In fact, you can make a number of arguments about whether the government should be subsidising the risk of entrepreneurs. Also, the it should be restated that preferential tax rates are not the reward for becoming an entrepreneur – there are other rewards inherent in the role.

Instead, we come back to the government’s argument about tax fairness, and why those who choose to self-incorporate and have families to split/sprinkle their income with should be the only ones to enjoys such privileges. Nobody seems to be able to answer that question. Funnily enough. Instead, it’s more disingenuous rhetoric and outright falsehoods about what’s being proposed here, that benefits only the very wealthy few for whom this kind of tax “planning” makes sense.

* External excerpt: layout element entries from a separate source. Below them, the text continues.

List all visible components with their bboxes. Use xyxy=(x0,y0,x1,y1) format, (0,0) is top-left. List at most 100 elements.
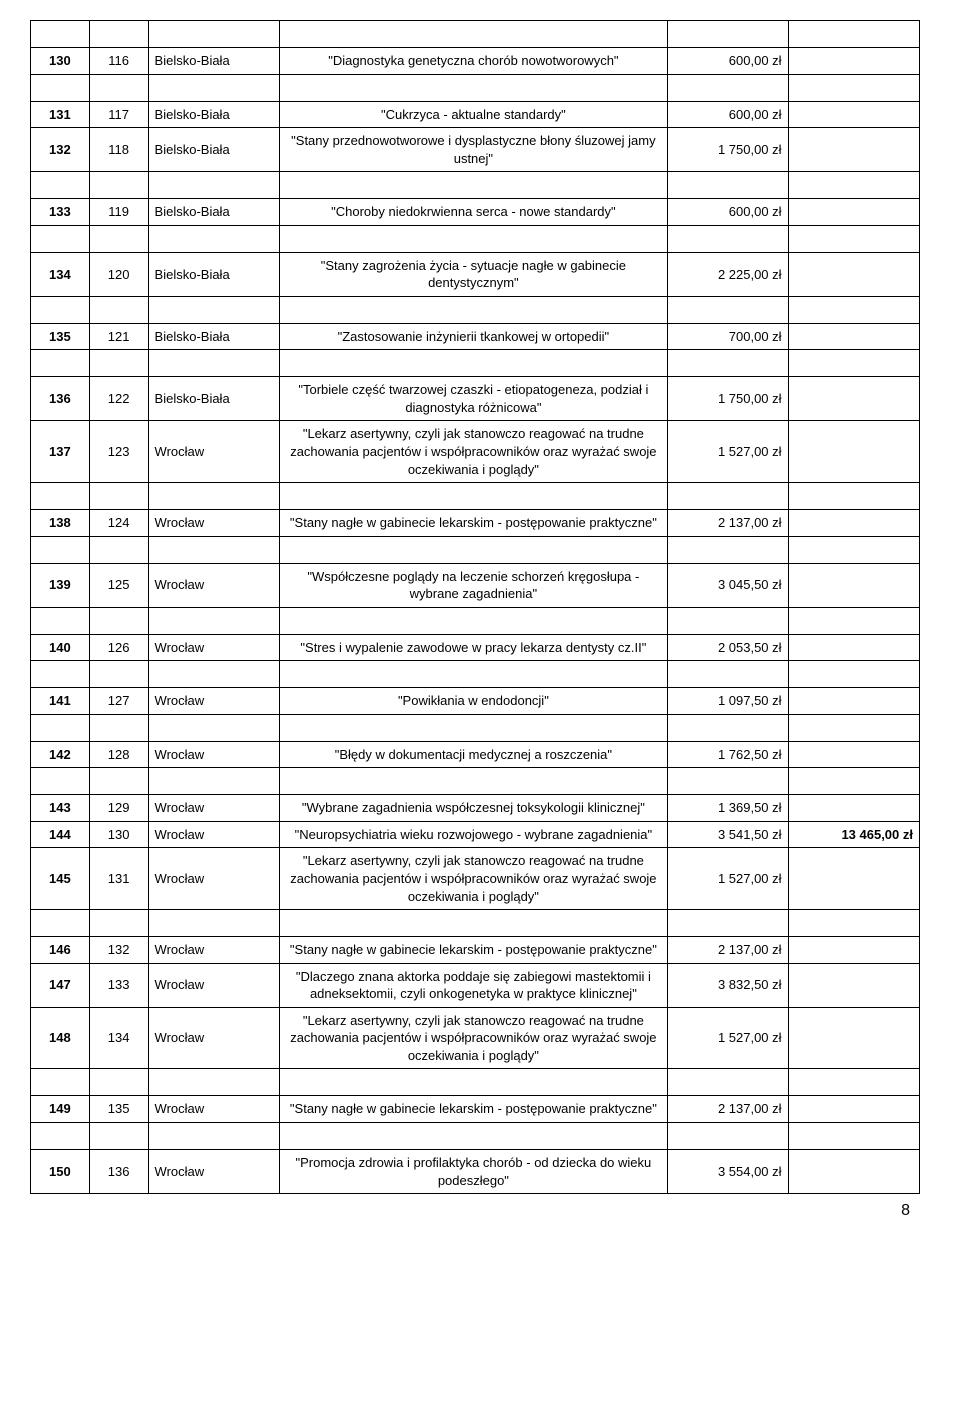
cell xyxy=(31,536,90,563)
row-price: 1 527,00 zł xyxy=(667,1007,788,1069)
cell xyxy=(279,483,667,510)
row-total xyxy=(788,688,919,715)
cell xyxy=(279,714,667,741)
cell xyxy=(788,1069,919,1096)
row-price: 2 137,00 zł xyxy=(667,1096,788,1123)
row-index: 146 xyxy=(31,937,90,964)
row-title: "Stres i wypalenie zawodowe w pracy leka… xyxy=(279,634,667,661)
table-row: 137123Wrocław"Lekarz asertywny, czyli ja… xyxy=(31,421,920,483)
row-index: 142 xyxy=(31,741,90,768)
row-id: 133 xyxy=(89,963,148,1007)
cell xyxy=(279,172,667,199)
cell xyxy=(788,172,919,199)
row-city: Wrocław xyxy=(148,795,279,822)
cell xyxy=(667,607,788,634)
cell xyxy=(148,661,279,688)
table-row: 140126Wrocław"Stres i wypalenie zawodowe… xyxy=(31,634,920,661)
cell xyxy=(279,607,667,634)
cell xyxy=(788,1122,919,1149)
row-index: 136 xyxy=(31,377,90,421)
cell xyxy=(667,172,788,199)
cell xyxy=(279,768,667,795)
cell xyxy=(788,661,919,688)
cell xyxy=(667,1069,788,1096)
cell xyxy=(667,225,788,252)
cell xyxy=(148,1069,279,1096)
table-row xyxy=(31,1069,920,1096)
row-title: "Wybrane zagadnienia współczesnej toksyk… xyxy=(279,795,667,822)
row-total xyxy=(788,795,919,822)
row-id: 119 xyxy=(89,199,148,226)
table-row: 133119Bielsko-Biała"Choroby niedokrwienn… xyxy=(31,199,920,226)
cell xyxy=(31,661,90,688)
table-row: 146132Wrocław"Stany nagłe w gabinecie le… xyxy=(31,937,920,964)
row-index: 141 xyxy=(31,688,90,715)
row-index: 148 xyxy=(31,1007,90,1069)
table-row: 142128Wrocław"Błędy w dokumentacji medyc… xyxy=(31,741,920,768)
cell xyxy=(89,714,148,741)
row-index: 130 xyxy=(31,48,90,75)
row-price: 1 369,50 zł xyxy=(667,795,788,822)
row-id: 134 xyxy=(89,1007,148,1069)
table-row: 143129Wrocław"Wybrane zagadnienia współc… xyxy=(31,795,920,822)
row-title: "Cukrzyca - aktualne standardy" xyxy=(279,101,667,128)
row-city: Wrocław xyxy=(148,1096,279,1123)
table-row xyxy=(31,536,920,563)
row-id: 121 xyxy=(89,323,148,350)
row-city: Bielsko-Biała xyxy=(148,199,279,226)
row-title: "Choroby niedokrwienna serca - nowe stan… xyxy=(279,199,667,226)
cell xyxy=(667,1122,788,1149)
cell xyxy=(788,714,919,741)
cell xyxy=(148,225,279,252)
row-city: Wrocław xyxy=(148,421,279,483)
table-row xyxy=(31,910,920,937)
cell xyxy=(148,483,279,510)
table-row xyxy=(31,661,920,688)
row-city: Wrocław xyxy=(148,1007,279,1069)
row-index: 140 xyxy=(31,634,90,661)
row-index: 137 xyxy=(31,421,90,483)
row-city: Wrocław xyxy=(148,1149,279,1193)
cell xyxy=(31,768,90,795)
cell xyxy=(667,714,788,741)
cell xyxy=(89,483,148,510)
table-row xyxy=(31,1122,920,1149)
cell xyxy=(89,768,148,795)
row-title: "Neuropsychiatria wieku rozwojowego - wy… xyxy=(279,821,667,848)
cell xyxy=(148,910,279,937)
table-row: 141127Wrocław"Powikłania w endodoncji"1 … xyxy=(31,688,920,715)
row-id: 126 xyxy=(89,634,148,661)
cell xyxy=(31,483,90,510)
row-total xyxy=(788,1007,919,1069)
table-row: 131117Bielsko-Biała"Cukrzyca - aktualne … xyxy=(31,101,920,128)
table-row: 134120Bielsko-Biała"Stany zagrożenia życ… xyxy=(31,252,920,296)
row-total xyxy=(788,101,919,128)
row-index: 143 xyxy=(31,795,90,822)
cell xyxy=(31,225,90,252)
row-index: 150 xyxy=(31,1149,90,1193)
row-id: 130 xyxy=(89,821,148,848)
cell xyxy=(148,350,279,377)
row-title: "Stany nagłe w gabinecie lekarskim - pos… xyxy=(279,1096,667,1123)
row-title: "Stany przednowotworowe i dysplastyczne … xyxy=(279,128,667,172)
row-title: "Stany zagrożenia życia - sytuacje nagłe… xyxy=(279,252,667,296)
row-id: 135 xyxy=(89,1096,148,1123)
row-price: 1 527,00 zł xyxy=(667,848,788,910)
row-price: 1 762,50 zł xyxy=(667,741,788,768)
cell xyxy=(31,607,90,634)
cell xyxy=(89,661,148,688)
table-row xyxy=(31,296,920,323)
cell xyxy=(89,21,148,48)
row-city: Bielsko-Biała xyxy=(148,128,279,172)
cell xyxy=(788,74,919,101)
row-price: 3 045,50 zł xyxy=(667,563,788,607)
cell xyxy=(89,607,148,634)
row-total xyxy=(788,563,919,607)
table-row: 136122Bielsko-Biała"Torbiele część twarz… xyxy=(31,377,920,421)
row-index: 139 xyxy=(31,563,90,607)
row-price: 1 527,00 zł xyxy=(667,421,788,483)
row-city: Wrocław xyxy=(148,963,279,1007)
row-index: 134 xyxy=(31,252,90,296)
cell xyxy=(279,1122,667,1149)
row-city: Wrocław xyxy=(148,510,279,537)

Meanwhile, Andrew Coyne takes on the notion that small businesses should get preferential tax rates for risk-taking, while taking down the critics of his arguments, who similarly are building cases on false premises.

Good reads:

  • Justin Trudeau says he has no plans to join missile defence or to send more troops to Afghanistan along with the Americans.
  • Canada and Mexico are shrugging off Donald Trump’s latest threat to “cancel NAFTA” because it was a threat they’ve long anticipated.
  • Here’s a deeper dive in to NAFTA’s Chapter 19, which the Americans want to get rid of, and what it does and why it’s important for Canada.
  • While the Conservatives are railing that the government needs to warn away border crossers, the NDP again demand the Safe Third Country Agreement be suspended.
  • Judy Foote is expected to resign from cabinet today, and resign her seat before the end of the year.
  • The Commons health committee is coming back a week early for marathon sessions on the marijuana legislation.
  • Senators on the Legal and Constitutional Affairs committee are warning that lowering blood alcohol limits will further clog the courts, creating more problems.
  • We got more details on why VADM Mark Norman has been suspended, which includes email exchanges threatening shipyard layoffs to blackmail the government.
  • The NEB has agreed to study both upstream and downstream emissions with the Energy East proposal.
  • The Rebel is one of the media sites on the government’s advertising blacklist. (So are Vogue and TMZ, to be clear).
  • While some Conservatives are putting distance between themselves and Rebel Media, others aren’t vowing that they won’t appear in the future.
  • Niki Ahston is expecting twins shortly after the conclusion of the NDP leadership race, and plans to take three months off at that time.
  • Éric Grenier checks the data and suggests that shorter campaigns, like the government is planning, may be more advantageous to incumbent governments.
  • Chantal Hébert worries that Trudeau’s warnings for would-be asylum seekers will fall on deaf ears given the situation with the Trumpocalypse.
  • Chris Selley thinks the government needs to be blunter with would-be asylum seekers about not trying to make it to Canada illegally.

Odds and ends:

Despite an invitation from kd lang to join her at Calgary Pride, Jason Kenney is “too busy” to attend. Of course.